Fig 8. Post-ischemic DMOG therapy enhances HIF-1α expression

(A) Expression of HIF-1α 3h after stroke with vehicle or DMOG 30 min post-treatment. (* p<0.05, n=4) (B) mRNA expression of HIF-1 responsive genes in control stroke animals or DMOG-treated animals 12h after stroke. (* p<0.05, n=3–4)

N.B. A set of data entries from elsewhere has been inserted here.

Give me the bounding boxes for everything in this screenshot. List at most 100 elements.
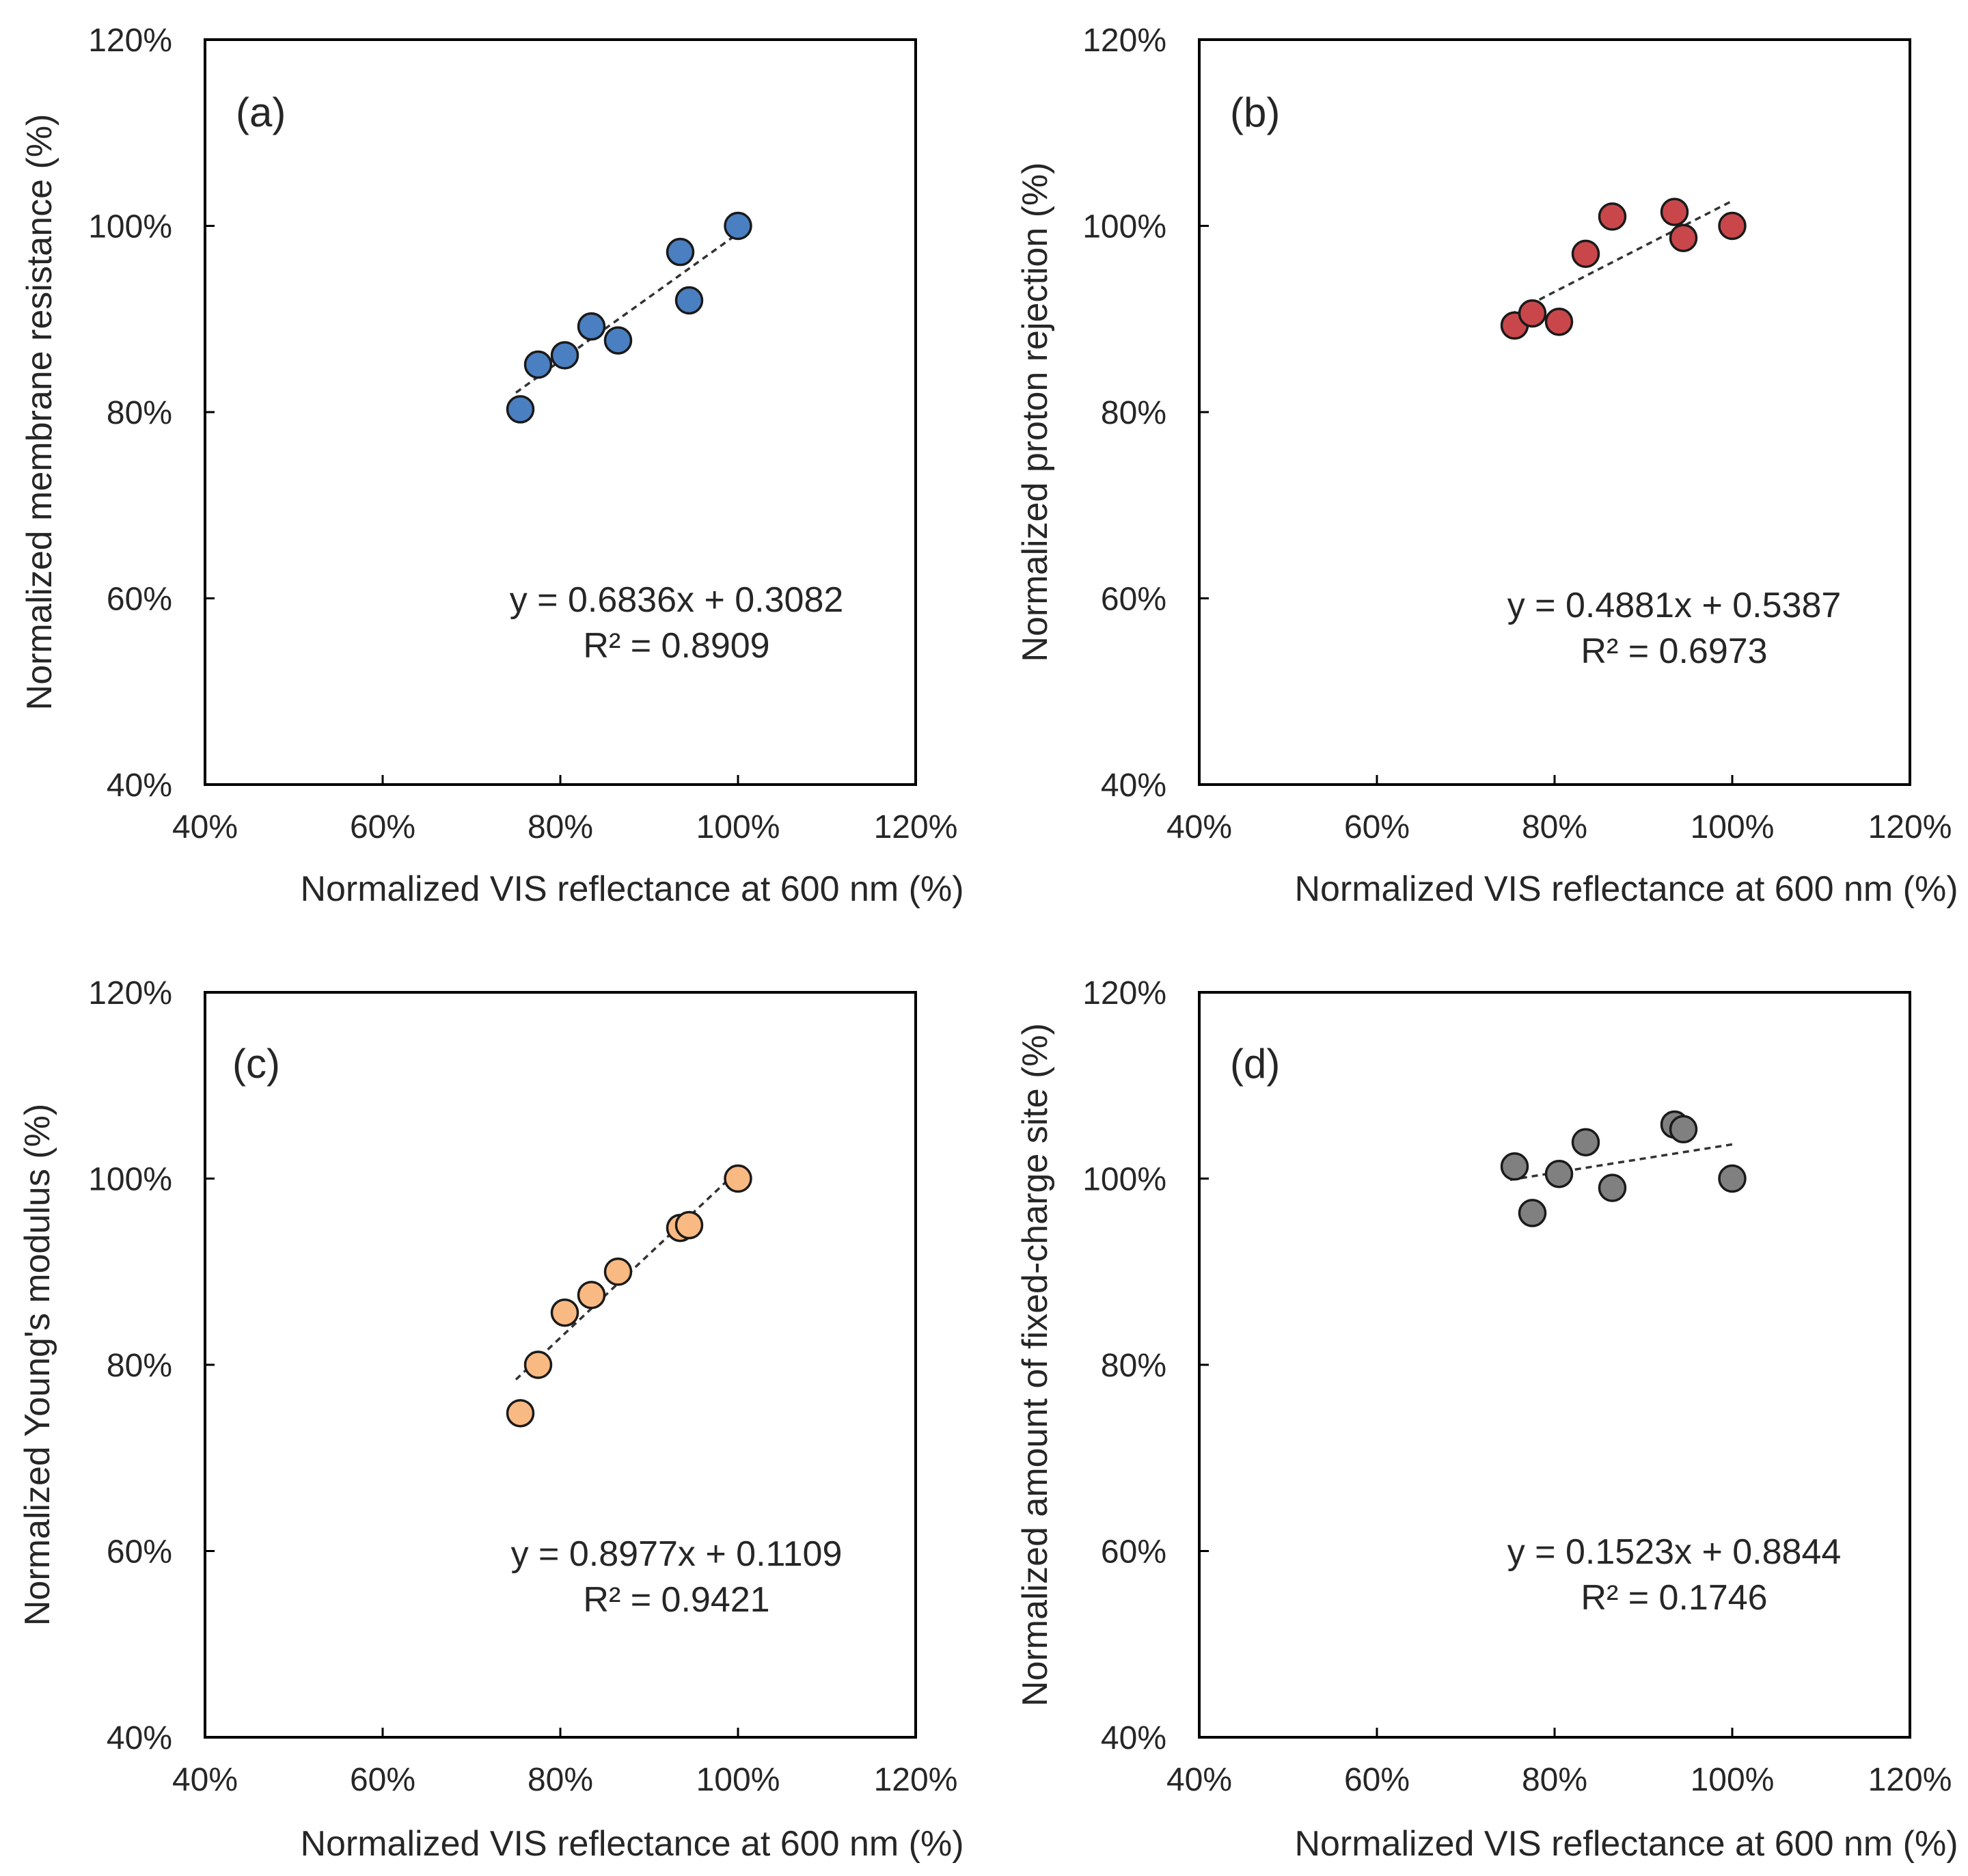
y-tick-label: 60%	[1101, 582, 1166, 618]
y-tick-label: 100%	[1082, 209, 1166, 245]
y-tick-label: 100%	[88, 209, 172, 245]
y-tick-label: 100%	[1082, 1162, 1166, 1198]
data-point	[724, 1164, 752, 1193]
data-point	[603, 326, 633, 355]
y-tick-label: 80%	[1101, 1348, 1166, 1384]
x-tick-label: 40%	[1166, 1762, 1232, 1798]
panel-b: (b) Normalized VIS reflectance at 600 nm…	[1015, 23, 1958, 909]
y-tick-label: 120%	[1082, 975, 1166, 1011]
data-point	[1598, 1173, 1627, 1202]
data-point	[523, 1350, 553, 1379]
panel-d: (d) Normalized VIS reflectance at 600 nm…	[1015, 975, 1958, 1864]
data-point	[506, 395, 535, 424]
x-tick-label: 100%	[696, 809, 780, 845]
data-point	[674, 1210, 704, 1240]
x-tick-label: 100%	[1691, 1762, 1775, 1798]
trend-equation: y = 0.1523x + 0.8844	[1507, 1532, 1842, 1572]
data-point	[1718, 211, 1747, 241]
panel-label: (d)	[1230, 1041, 1280, 1087]
x-tick-label: 60%	[350, 809, 415, 845]
x-axis-title: Normalized VIS reflectance at 600 nm (%)	[300, 1824, 964, 1864]
data-point	[523, 350, 553, 379]
x-tick-label: 120%	[1868, 809, 1952, 845]
data-point	[1500, 1152, 1529, 1181]
y-tick-label: 40%	[107, 767, 172, 804]
plot-area-frame	[1198, 991, 1911, 1739]
y-tick-label: 120%	[88, 975, 172, 1011]
r-squared: R² = 0.1746	[1581, 1578, 1767, 1618]
panel-c: (c) Normalized VIS reflectance at 600 nm…	[18, 975, 964, 1864]
trendline	[1509, 1143, 1733, 1182]
x-tick-label: 120%	[874, 1762, 958, 1798]
data-point	[1544, 1159, 1574, 1188]
x-axis-title: Normalized VIS reflectance at 600 nm (%)	[1294, 869, 1958, 909]
data-point	[674, 286, 704, 315]
y-tick-label: 40%	[1101, 1720, 1166, 1756]
data-point	[1518, 1199, 1547, 1227]
panel-label: (c)	[232, 1041, 280, 1087]
panel-label: (a)	[236, 90, 286, 135]
x-tick-label: 40%	[172, 1762, 238, 1798]
data-point	[1669, 223, 1698, 252]
data-point	[1571, 239, 1600, 269]
y-tick-label: 80%	[107, 395, 172, 431]
y-tick-label: 60%	[107, 1534, 172, 1571]
y-tick-label: 60%	[1101, 1534, 1166, 1571]
x-axis-title: Normalized VIS reflectance at 600 nm (%)	[1294, 1824, 1958, 1864]
trendline	[515, 1169, 739, 1381]
y-axis-title: Normalized amount of fixed-charge site (…	[1015, 1023, 1055, 1707]
y-tick-label: 120%	[1082, 23, 1166, 59]
plot-area-frame	[1198, 38, 1911, 786]
data-point	[550, 341, 579, 370]
data-point	[1518, 299, 1547, 328]
x-tick-label: 60%	[350, 1762, 415, 1798]
plot-area-frame	[204, 38, 917, 786]
data-point	[724, 211, 752, 241]
x-tick-label: 100%	[1691, 809, 1775, 845]
y-axis-title: Normalized Young's modulus (%)	[18, 1104, 57, 1626]
x-tick-label: 80%	[528, 809, 593, 845]
data-point	[603, 1258, 633, 1286]
data-point	[1544, 308, 1574, 336]
data-point	[577, 312, 606, 341]
x-tick-label: 120%	[874, 809, 958, 845]
r-squared: R² = 0.8909	[583, 626, 769, 666]
data-point	[1660, 198, 1689, 226]
data-point	[666, 237, 695, 267]
data-point	[506, 1399, 535, 1428]
data-point	[550, 1298, 579, 1327]
y-tick-label: 40%	[107, 1720, 172, 1756]
panel-a: (a) Normalized VIS reflectance at 600 nm…	[20, 23, 964, 909]
x-tick-label: 120%	[1868, 1762, 1952, 1798]
x-tick-label: 80%	[528, 1762, 593, 1798]
x-tick-label: 80%	[1522, 1762, 1587, 1798]
y-tick-label: 60%	[107, 582, 172, 618]
y-tick-label: 80%	[107, 1348, 172, 1384]
data-point	[1598, 202, 1627, 231]
data-point	[577, 1281, 606, 1309]
y-tick-label: 120%	[88, 23, 172, 59]
x-axis-title: Normalized VIS reflectance at 600 nm (%)	[300, 869, 964, 909]
r-squared: R² = 0.6973	[1581, 631, 1767, 671]
y-tick-label: 40%	[1101, 767, 1166, 804]
trend-equation: y = 0.6836x + 0.3082	[510, 580, 844, 620]
data-point	[1669, 1115, 1698, 1144]
y-tick-label: 100%	[88, 1162, 172, 1198]
y-tick-label: 80%	[1101, 395, 1166, 431]
trendline	[1509, 200, 1733, 316]
x-tick-label: 40%	[172, 809, 238, 845]
x-tick-label: 80%	[1522, 809, 1587, 845]
trend-equation: y = 0.4881x + 0.5387	[1507, 586, 1842, 625]
panel-label: (b)	[1230, 90, 1280, 135]
trend-equation: y = 0.8977x + 0.1109	[511, 1534, 843, 1574]
x-tick-label: 100%	[696, 1762, 780, 1798]
x-tick-label: 60%	[1344, 1762, 1410, 1798]
data-point	[1571, 1128, 1600, 1157]
y-axis-title: Normalized proton rejection (%)	[1015, 162, 1055, 662]
r-squared: R² = 0.9421	[583, 1580, 769, 1620]
data-point	[1718, 1164, 1747, 1193]
plot-area-frame	[204, 991, 917, 1739]
x-tick-label: 60%	[1344, 809, 1410, 845]
x-tick-label: 40%	[1166, 809, 1232, 845]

Fig 9. Inhibition of HIF-1α abrogates the post-ischemic DMOG-mediated neuroprotection

(A) Adult male mice were pre-treated for 6h with saline or HIF-1α inhibitors 2mg/kg DIG, or 2mg/kg ACF. Mice in each group were then treated with DMOG (50mg/kg) or vehicle. After 24h, cortical tissues were immunoblotted for HIF-1α. Densitometry is represented as fold change to vehicle for each condition. DMOG enhances HIF-1α expression compared to vehicle in control conditions, but not under DIG treatment. ACF shows a trend for enhanced expression of HIF-1α with DMOG, but it is not statistically significant. (n=3 animals per group). (B) RNA was extracted from cortical tissues treated with DIG, ACF, and DMOG. Quantitative RT-PCR for the HIF-1-dependent gene VEGF illustrates that DIG and ACF inhibit the DMOG-induced transcription of HIF-1 dependent VEGF expression. (C) Mice were pre-treated for 24h with saline, DIG, or ACF and then underwent surgical dMCAO. Mice in each group were treated 30m after stroke with either DMOG or vehicle. After 12h, peri-infarct cortical tissue was immunoblotted for HIF-1α and actin loading control. DMOG enhances HIF-1α expression compared to sham in control conditions; DIG and ACF reduce the DMOG-mediated increase in HIF-1a. Quantification of densitometry is fold change compared to sham control. (n=3–4, p<0.05) (D) Quantitative RT-PCR analysis of VEGF and EPO from peri-infarct cortical tissue 12h after stroke shows that DIG and ACF reduce the DMOG-mediated increase in expression. All data are fold change relative to sham control. (n=3–4 animals per group, p<0.05) (E) Mice were pre-treated for 24h with HIF inhibitors DIG or ACF. TTC staining of ischemic infarct 72h after stroke with or without DMOG post-treatment shows no protection in the HIF-1α inhibitor groups. (F) Quantification of infarct volume. (n=8–10 in each group, * p<0.05).